Fingerpaint is filling out its biopharma offering by acquiring market-access and commercialization advisory firm 1798 Consultants, the indie agency is expected to announce Monday. Terms have not been disclosed.

With the acquisition, La Jolla, Calif.-based 1798 becomes Fingerpaint’s fifth office and its second on the West Coast. All leadership will be retained, and the consultancy will be rebranded as 1798, a Fingerpaint company. The firm’s founder, Roshawn Blunt, will report to Ed Mitzen, founder of Fingerpaint.

“We’ve started to do more rare disease, high-science and genetic therapy work where the market-access portion is more weighted than in a traditional pharma launch, and it became critical for us to add this as a service to clients,” said Mitzen. “1798 gives us a true, in-house market-access offering. We’ll be looking to integrate services across both organizations.”

Being part of the larger agency, said Blunt, will allow 1798 “to bring a creative side to our customers,” and everything that entails: digital, media, advertising and branding. “That’s where our side of the world is moving.”

1798 generated revenue of $11 million last year, $1 million more than in 2018, while Fingerpaint’s revenue rose to $51.4 million in 2019, according to Mitzen, from an MM&M-reported $44.9 million the year prior. With $15 million in projected 2020 billings, 1798 is expected to raise Fingerpaint’s 2020 turnover to a combined range of between $80 million to $85 million. Its 60 employees bring total agency head count to 350.

Helping clients, specialty brands in particular, to navigate the complexities of the reimbursement landscape to achieve the broadest possible coverage at the best possible price is what Blunt considers 1798’s sweetspot. 

“A lot of the individuals here came from the pharma industry or payers, and we’ve spent a lot of time working with high-cost specialty products,” said Blunt, herself a Princeton grad and an alumnus of Boston Consulting Group who went on to serve in a variety of market-access roles for Amgen and Johnson & Johnson before returning to outside consulting. 

“Increasingly in this environment, payers are a critical stakeholder,” she said. Whether from the standpoint of the pharma or investment community, “we are diving in and understanding what a payer may do.”

1798’s clients include not only pharma, medical devices and diagnostics, but also private equity and venture capital, as those kinds of entities seek a better understanding of what their investments can merit in the marketplace. Mitzen declined to name 1798’s client list but said they include large and midsize biopharma companies across a spectrum of virtually every therapeutic area and geography, with very few overlaps to Fingerpaint’s existing roster.

Having 1798 in-house allows Fingerpaint to offer life sciences clients healthcare consulting services such as patient and provider access, financial impact analysis and analytics, competitive intelligence, pull-through solutions, account leader support materials and training materials, according to a press release.

Mitzen said Fingerpaint had been looking to add a market-access function for some time but started evaluating companies in earnest two or three years ago. The agency invited 1798 in for advice on certain pitches and was impressed with its work quality, client relationships and ability to scale, “which is not something we saw commonly,” he said, adding that there have been “a lot of meetings and dinners to get to know one another and what we both want out of this, and to make sure culturally [the union] is a good fit.”

Blunt, for her part, said the prospect of being able to develop services from end to end, without outsourcing, “was very appealing.” She was also attracted by Fingerpaint’s indie status, people-first culture and commitment to philanthropic causes.

The acquisition marks Fingerpaint’s first since its 2014 purchase of Olson Communications, and the Southern California shop brings to five the number of FP offices, behind its Cedar Knolls, NJ, location, opened in 2018, along with Conshohocken, PA; Saratoga, NY; and Phoenix, AZ. 

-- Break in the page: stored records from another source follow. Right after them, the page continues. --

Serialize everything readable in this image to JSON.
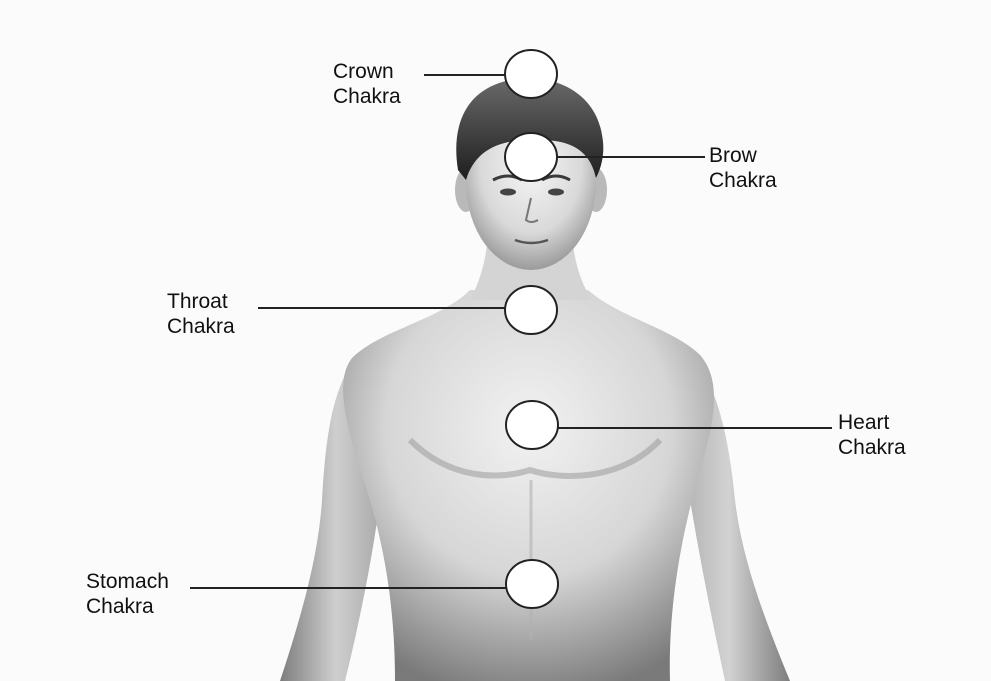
{
  "chakras": {
    "crown": {
      "line1": "Crown",
      "line2": "Chakra"
    },
    "brow": {
      "line1": "Brow",
      "line2": "Chakra"
    },
    "throat": {
      "line1": "Throat",
      "line2": "Chakra"
    },
    "heart": {
      "line1": "Heart",
      "line2": "Chakra"
    },
    "stomach": {
      "line1": "Stomach",
      "line2": "Chakra"
    }
  }
}
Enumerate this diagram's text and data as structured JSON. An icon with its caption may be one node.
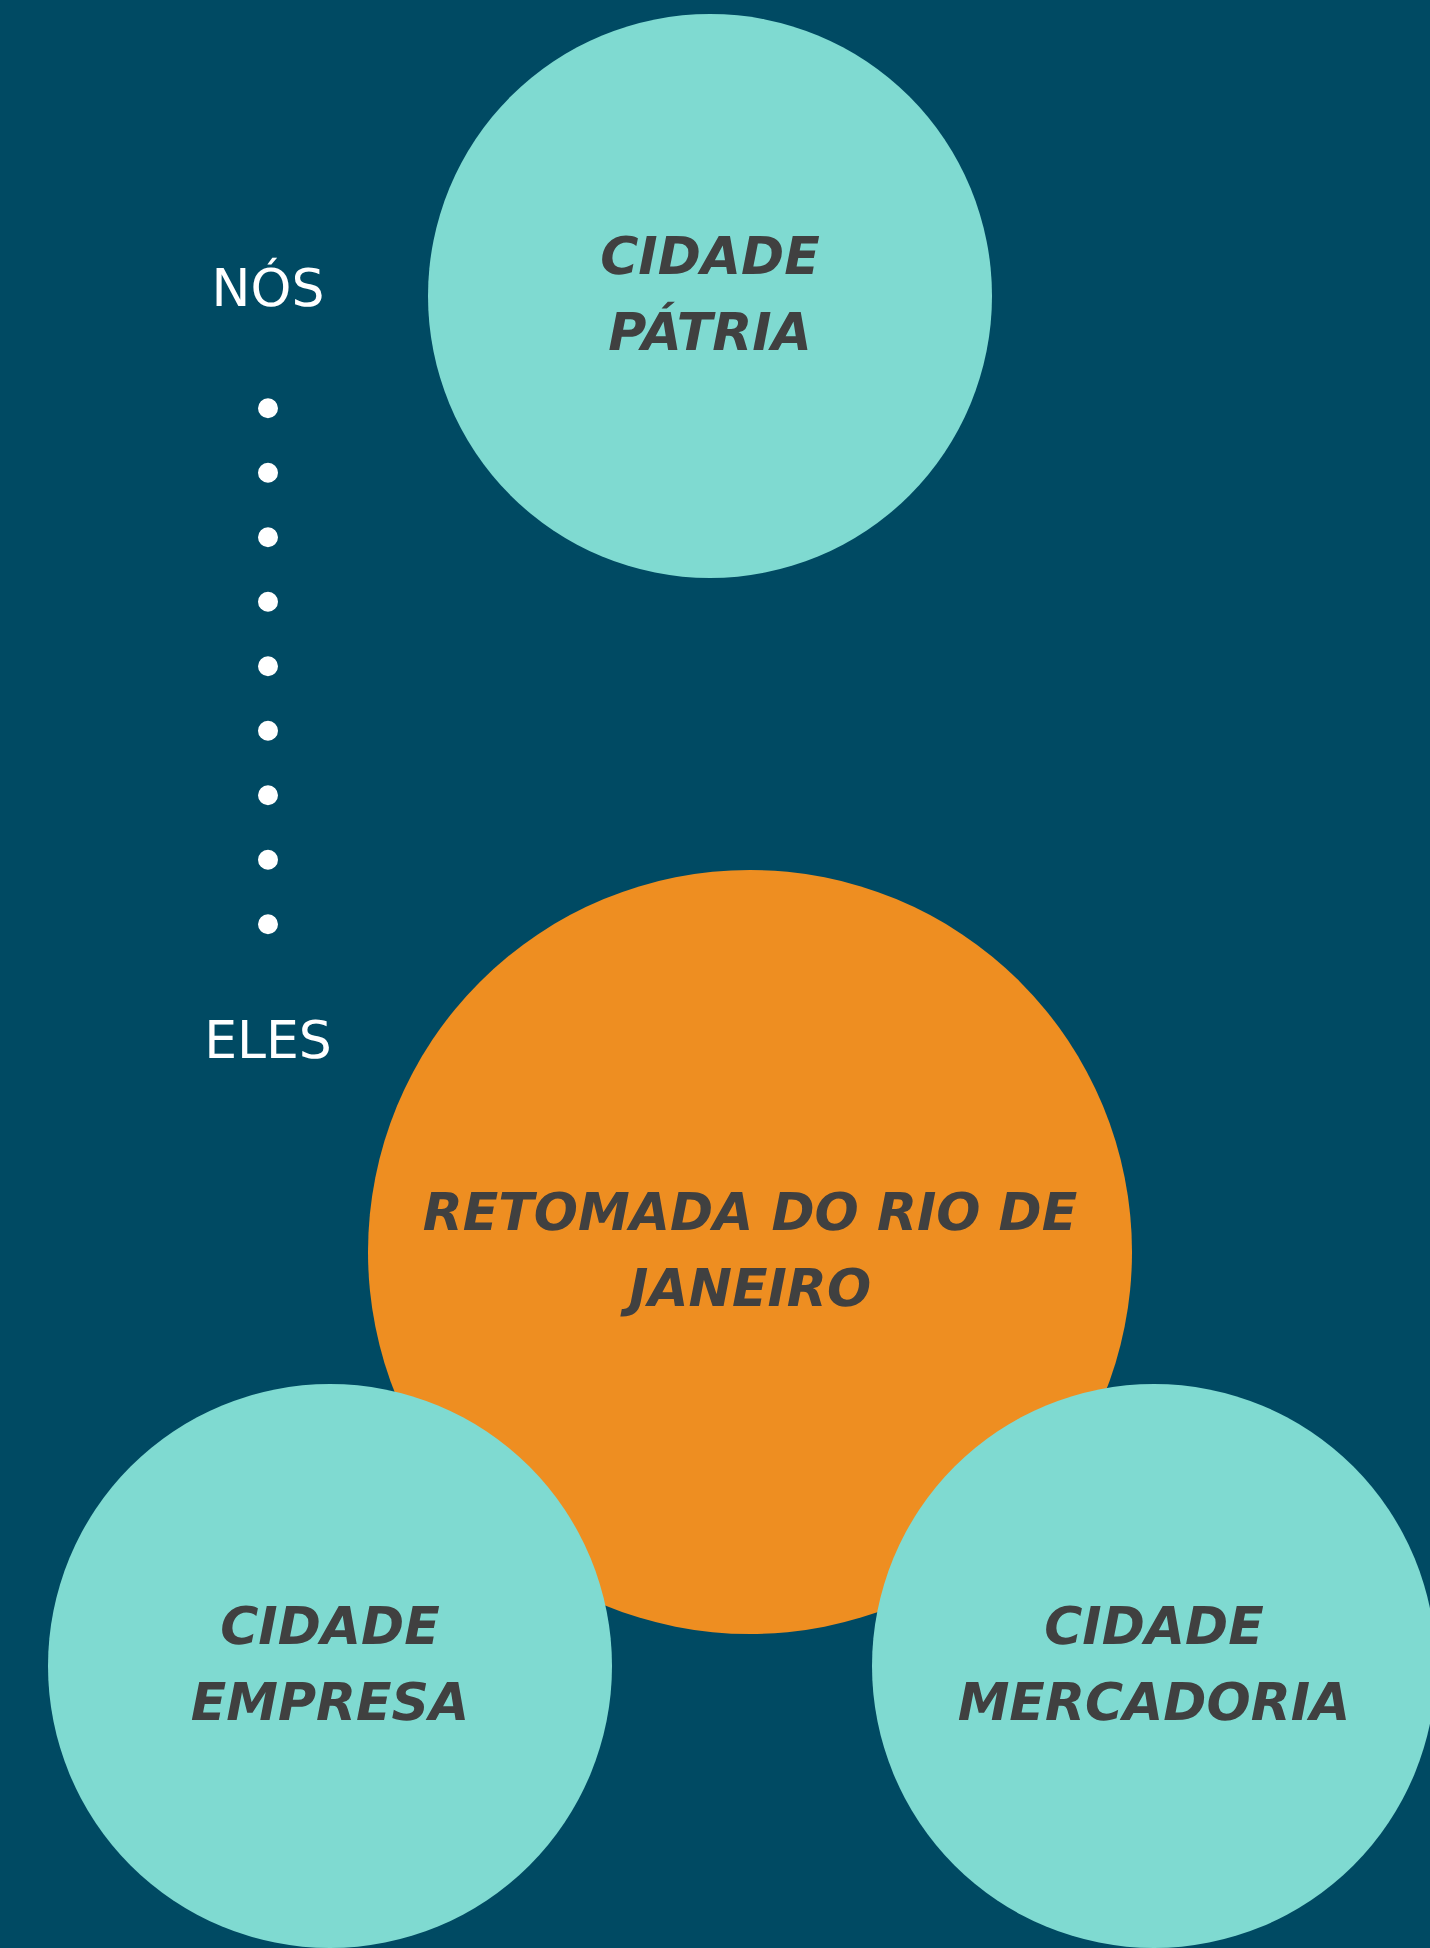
{
  "diagram": {
    "nodes": [
      {
        "text": [
          "NÓS"
        ]
      },
      {
        "text": [
          "CIDADE PÁTRIA"
        ]
      },
      {
        "text": [
          "ELES"
        ]
      },
      {
        "text": [
          "RETOMADA DO RIO DE JANEIRO"
        ]
      },
      {
        "text": [
          "CIDADE EMPRESA"
        ]
      },
      {
        "text": [
          "CIDADE MERCADORIA"
        ]
      }
    ],
    "edges": [
      {
        "from": 0,
        "to": 2,
        "arrow": "none",
        "style": "dashed"
      }
    ]
  }
}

No other acquisitions are planned in the short term, Mitzen said. “All of our offices have been growing organically pretty nicely… We want to be very methodical in companies that we add and not just buy things for the sake of growing or of increasing revenue. It’s possible you’ll see us doing more strategic moves, but it won’t be rapid fire like you see with some others.”

A new website and corporate branding for 1798 were set to go live today. The consultancy’s name derives from the year in which the country’s first system of health insurance was created. The predecessor to what is now known as the Department of Health and Human Services was created in July 1798 by an act of Congress.